We laid the table for you… The failure of a meaningful price breakout is proof enough that the long-awaited arrival of institutional investors into crypto markets remains unfulfilled – regardless of Paul Tudor Jones’ or Bloomberg’s upbeat comments about bitcoin. But this hasn’t stopped big players in the crypto industry from continuing to build services catering to institutions for when they finally do show up. Three separate firms – Genesis (a CoinDesk sister company), BitGo and Coinbase – have established crypto prime brokerages, which leverage deep balance sheets and market connections to provide assured liquidity and price-efficient order routing for institutional investors. Meanwhile, Galaxy and Bakkt are teaming up to offer specialized crypto custody and trading services to the same kinds of players. In a press release, the firms described it as a “white-glove service,” the kind of business that lays it all on with a tailored service for its clients. So, there you go, institutions, the price is right, the butlers are waiting for you. What more do you need? Jump in. The water’s fine.
Go for a bike ride, get doxxed.

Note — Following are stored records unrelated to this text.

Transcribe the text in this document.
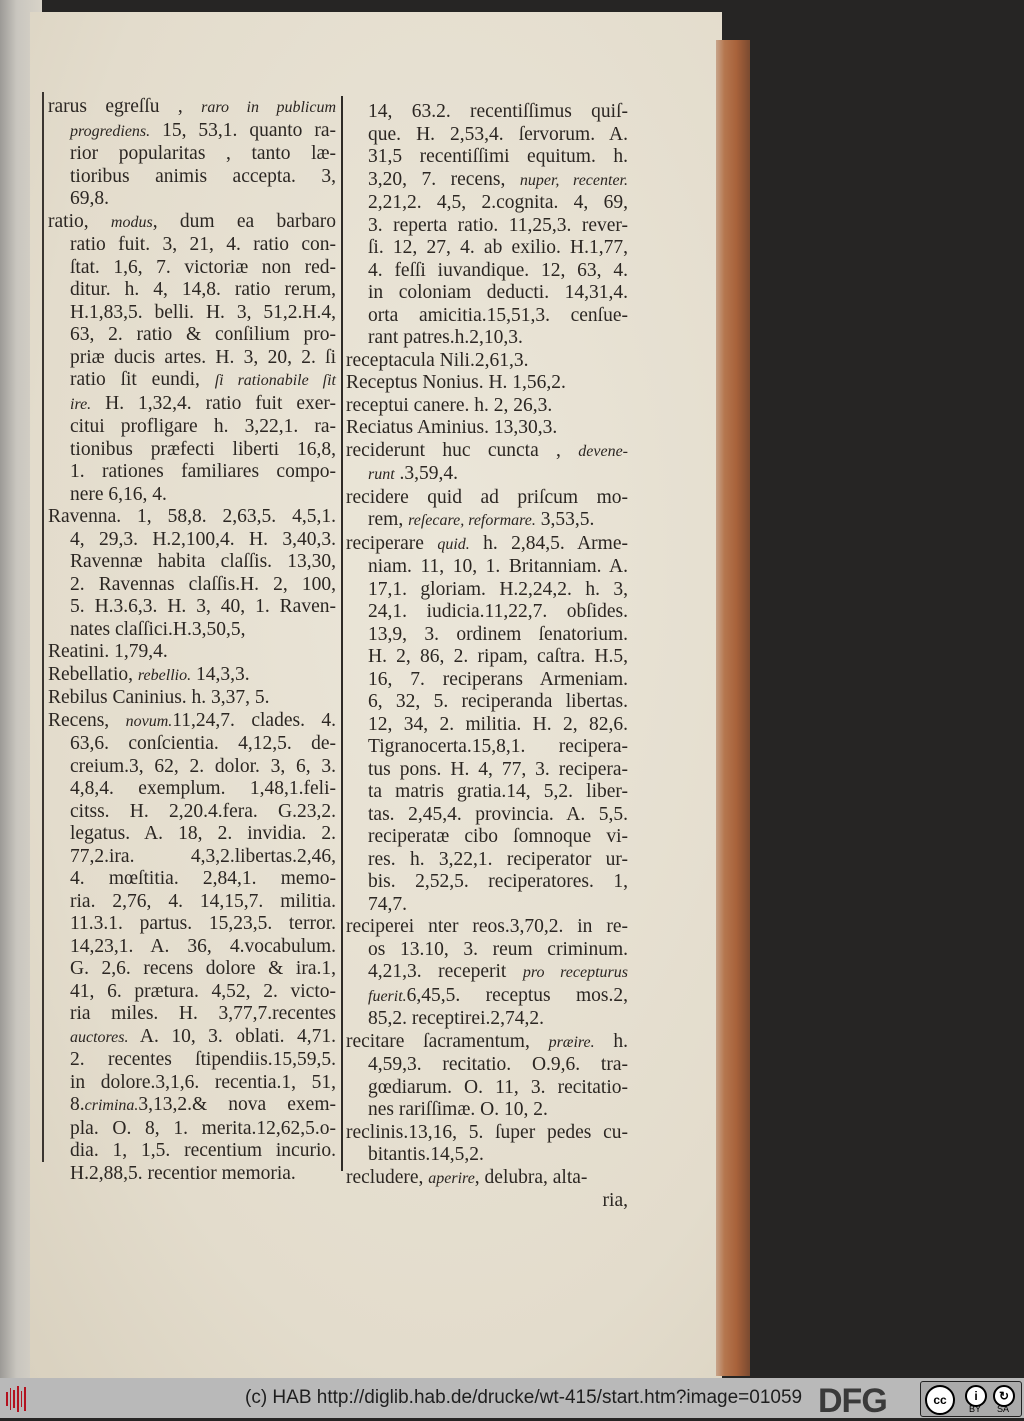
rarus egreſſu , raro in publicum
progrediens. 15, 53,1. quanto ra-
rior popularitas , tanto læ-
tioribus animis accepta. 3,
69,8.
ratio, modus, dum ea barbaro
ratio fuit. 3, 21, 4. ratio con-
ſtat. 1,6, 7. victoriæ non red-
ditur. h. 4, 14,8. ratio rerum,
H.1,83,5. belli. H. 3, 51,2.H.4,
63, 2. ratio & conſilium pro-
priæ ducis artes. H. 3, 20, 2. ſi
ratio ſit eundi, ſi rationabile ſit
ire. H. 1,32,4. ratio fuit exer-
citui profligare h. 3,22,1. ra-
tionibus præfecti liberti 16,8,
1. rationes familiares compo-
nere 6,16, 4.
Ravenna. 1, 58,8. 2,63,5. 4,5,1.
4, 29,3. H.2,100,4. H. 3,40,3.
Ravennæ habita claſſis. 13,30,
2. Ravennas claſſis.H. 2, 100,
5. H.3.6,3. H. 3, 40, 1. Raven-
nates claſſici.H.3,50,5,
Reatini. 1,79,4.
Rebellatio, rebellio. 14,3,3.
Rebilus Caninius. h. 3,37, 5.
Recens, novum.11,24,7. clades. 4.
63,6. conſcientia. 4,12,5. de-
creium.3, 62, 2. dolor. 3, 6, 3.
4,8,4. exemplum. 1,48,1.feli-
citss. H. 2,20.4.fera. G.23,2.
legatus. A. 18, 2. invidia. 2.
77,2.ira. 4,3,2.libertas.2,46,
4. mœſtitia. 2,84,1. memo-
ria. 2,76, 4. 14,15,7. militia.
11.3.1. partus. 15,23,5. terror.
14,23,1. A. 36, 4.vocabulum.
G. 2,6. recens dolore & ira.1,
41, 6. prætura. 4,52, 2. victo-
ria miles. H. 3,77,7.recentes
auctores. A. 10, 3. oblati. 4,71.
2. recentes ſtipendiis.15,59,5.
in dolore.3,1,6. recentia.1, 51,
8.crimina.3,13,2.& nova exem-
pla. O. 8, 1. merita.12,62,5.o-
dia. 1, 1,5. recentium incurio.
H.2,88,5. recentior memoria.
14, 63.2. recentiſſimus quiſ-
que. H. 2,53,4. ſervorum. A.
31,5 recentiſſimi equitum. h.
3,20, 7. recens, nuper, recenter.
2,21,2. 4,5, 2.cognita. 4, 69,
3. reperta ratio. 11,25,3. rever-
ſi. 12, 27, 4. ab exilio. H.1,77,
4. feſſi iuvandique. 12, 63, 4.
in coloniam deducti. 14,31,4.
orta amicitia.15,51,3. cenſue-
rant patres.h.2,10,3.
receptacula Nili.2,61,3.
Receptus Nonius. H. 1,56,2.
receptui canere. h. 2, 26,3.
Reciatus Aminius. 13,30,3.
reciderunt huc cuncta , devene-
runt .3,59,4.
recidere quid ad priſcum mo-
rem, reſecare, reformare. 3,53,5.
reciperare quid. h. 2,84,5. Arme-
niam. 11, 10, 1. Britanniam. A.
17,1. gloriam. H.2,24,2. h. 3,
24,1. iudicia.11,22,7. obſides.
13,9, 3. ordinem ſenatorium.
H. 2, 86, 2. ripam, caſtra. H.5,
16, 7. reciperans Armeniam.
6, 32, 5. reciperanda libertas.
12, 34, 2. militia. H. 2, 82,6.
Tigranocerta.15,8,1. recipera-
tus pons. H. 4, 77, 3. recipera-
ta matris gratia.14, 5,2. liber-
tas. 2,45,4. provincia. A. 5,5.
reciperatæ cibo ſomnoque vi-
res. h. 3,22,1. reciperator ur-
bis. 2,52,5. reciperatores. 1,
74,7.
reciperei nter reos.3,70,2. in re-
os 13.10, 3. reum criminum.
4,21,3. receperit pro recepturus
fuerit.6,45,5. receptus mos.2,
85,2. receptirei.2,74,2.
recitare ſacramentum, præire. h.
4,59,3. recitatio. O.9,6. tra-
gœdiarum. O. 11, 3. recitatio-
nes rariſſimæ. O. 10, 2.
reclinis.13,16, 5. ſuper pedes cu-
bitantis.14,5,2.
recludere, aperire, delubra, alta-
ria,
(c) HAB http://diglib.hab.de/drucke/wt-415/start.htm?image=01059 DFG	cc	i	↻
BY SA
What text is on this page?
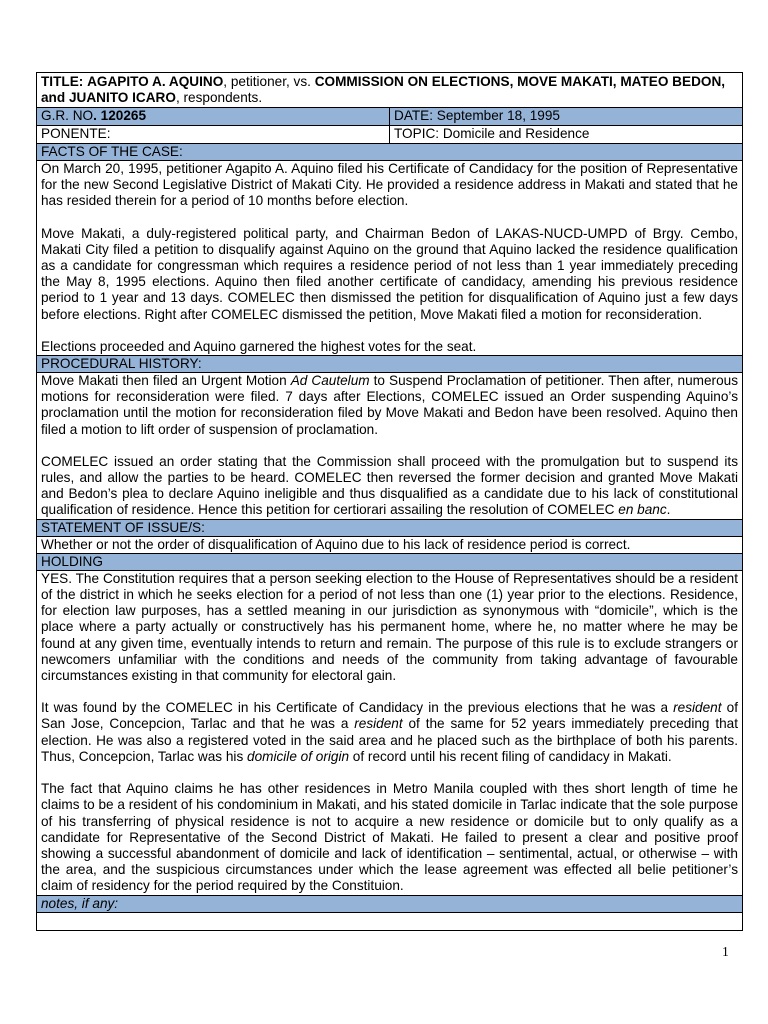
TITLE: AGAPITO A. AQUINO, petitioner, vs. COMMISSION ON ELECTIONS, MOVE MAKATI, MATEO BEDON, and JUANITO ICARO, respondents.
G.R. NO. 120265	DATE: September 18, 1995
PONENTE:	TOPIC: Domicile and Residence
FACTS OF THE CASE:

On March 20, 1995, petitioner Agapito A. Aquino filed his Certificate of Candidacy for the position of Representative for the new Second Legislative District of Makati City. He provided a residence address in Makati and stated that he has resided therein for a period of 10 months before election.

Move Makati, a duly-registered political party, and Chairman Bedon of LAKAS-NUCD-UMPD of Brgy. Cembo, Makati City filed a petition to disqualify against Aquino on the ground that Aquino lacked the residence qualification as a candidate for congressman which requires a residence period of not less than 1 year immediately preceding the May 8, 1995 elections. Aquino then filed another certificate of candidacy, amending his previous residence period to 1 year and 13 days. COMELEC then dismissed the petition for disqualification of Aquino just a few days before elections. Right after COMELEC dismissed the petition, Move Makati filed a motion for reconsideration.

Elections proceeded and Aquino garnered the highest votes for the seat.

PROCEDURAL HISTORY:

Move Makati then filed an Urgent Motion Ad Cautelum to Suspend Proclamation of petitioner. Then after, numerous motions for reconsideration were filed. 7 days after Elections, COMELEC issued an Order suspending Aquino’s proclamation until the motion for reconsideration filed by Move Makati and Bedon have been resolved. Aquino then filed a motion to lift order of suspension of proclamation.

COMELEC issued an order stating that the Commission shall proceed with the promulgation but to suspend its rules, and allow the parties to be heard. COMELEC then reversed the former decision and granted Move Makati and Bedon’s plea to declare Aquino ineligible and thus disqualified as a candidate due to his lack of constitutional qualification of residence. Hence this petition for certiorari assailing the resolution of COMELEC en banc.

STATEMENT OF ISSUE/S:
Whether or not the order of disqualification of Aquino due to his lack of residence period is correct.
HOLDING

YES. The Constitution requires that a person seeking election to the House of Representatives should be a resident of the district in which he seeks election for a period of not less than one (1) year prior to the elections. Residence, for election law purposes, has a settled meaning in our jurisdiction as synonymous with “domicile”, which is the place where a party actually or constructively has his permanent home, where he, no matter where he may be found at any given time, eventually intends to return and remain. The purpose of this rule is to exclude strangers or newcomers unfamiliar with the conditions and needs of the community from taking advantage of favourable circumstances existing in that community for electoral gain.

It was found by the COMELEC in his Certificate of Candidacy in the previous elections that he was a resident of San Jose, Concepcion, Tarlac and that he was a resident of the same for 52 years immediately preceding that election. He was also a registered voted in the said area and he placed such as the birthplace of both his parents. Thus, Concepcion, Tarlac was his domicile of origin of record until his recent filing of candidacy in Makati.

The fact that Aquino claims he has other residences in Metro Manila coupled with thes short length of time he claims to be a resident of his condominium in Makati, and his stated domicile in Tarlac indicate that the sole purpose of his transferring of physical residence is not to acquire a new residence or domicile but to only qualify as a candidate for Representative of the Second District of Makati. He failed to present a clear and positive proof showing a successful abandonment of domicile and lack of identification – sentimental, actual, or otherwise – with the area, and the suspicious circumstances under which the lease agreement was effected all belie petitioner’s claim of residency for the period required by the Constituion.

notes, if any:
1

Those of us who obsess about privacy – as Money Reimagined does from time to time – can get frustrated by an apparent lack of concern about it among the general public. That’s why it’s important to humanize it, to show the real-world impact of privacy breaches on people’s lives. Enter Peter Weinberg. Thanks to a date error in a police public service announcement and some overzealous users of geolocating cycling app Strava, a Twitter mob wrongly flagged Weinberg as the instigator of a rather ugly incident. A viral video had earlier shown a different man on a bicycle accosting two young girls who were posting flyers in support of George Floyd on a trail in Bethesda, Md.. When the Maryland-National Capital Park Police tweeted a request for information about the unhinged cyclist, it wrongly used June 1 as the date of the incident. That tweet was shared 55,000 times. It later corrected the tweet to say June 2. But that one was only shared 2,000 times. You can piece together what happened. A Strava user must have surveyed the site’s data, found what was thought to be a likeness, tied it to Weinberg’s associated social media profiles, put two and two together to come up with five and then outed him. Weinberg’s Twitter and LinkedIn message feeds were barraged with comments accusing him of being a racist and of engaging in child abuse. This is surely not what he signed up for when he agreed to communicate information about his rides and exercise regime with a friendly community of fellow cyclists.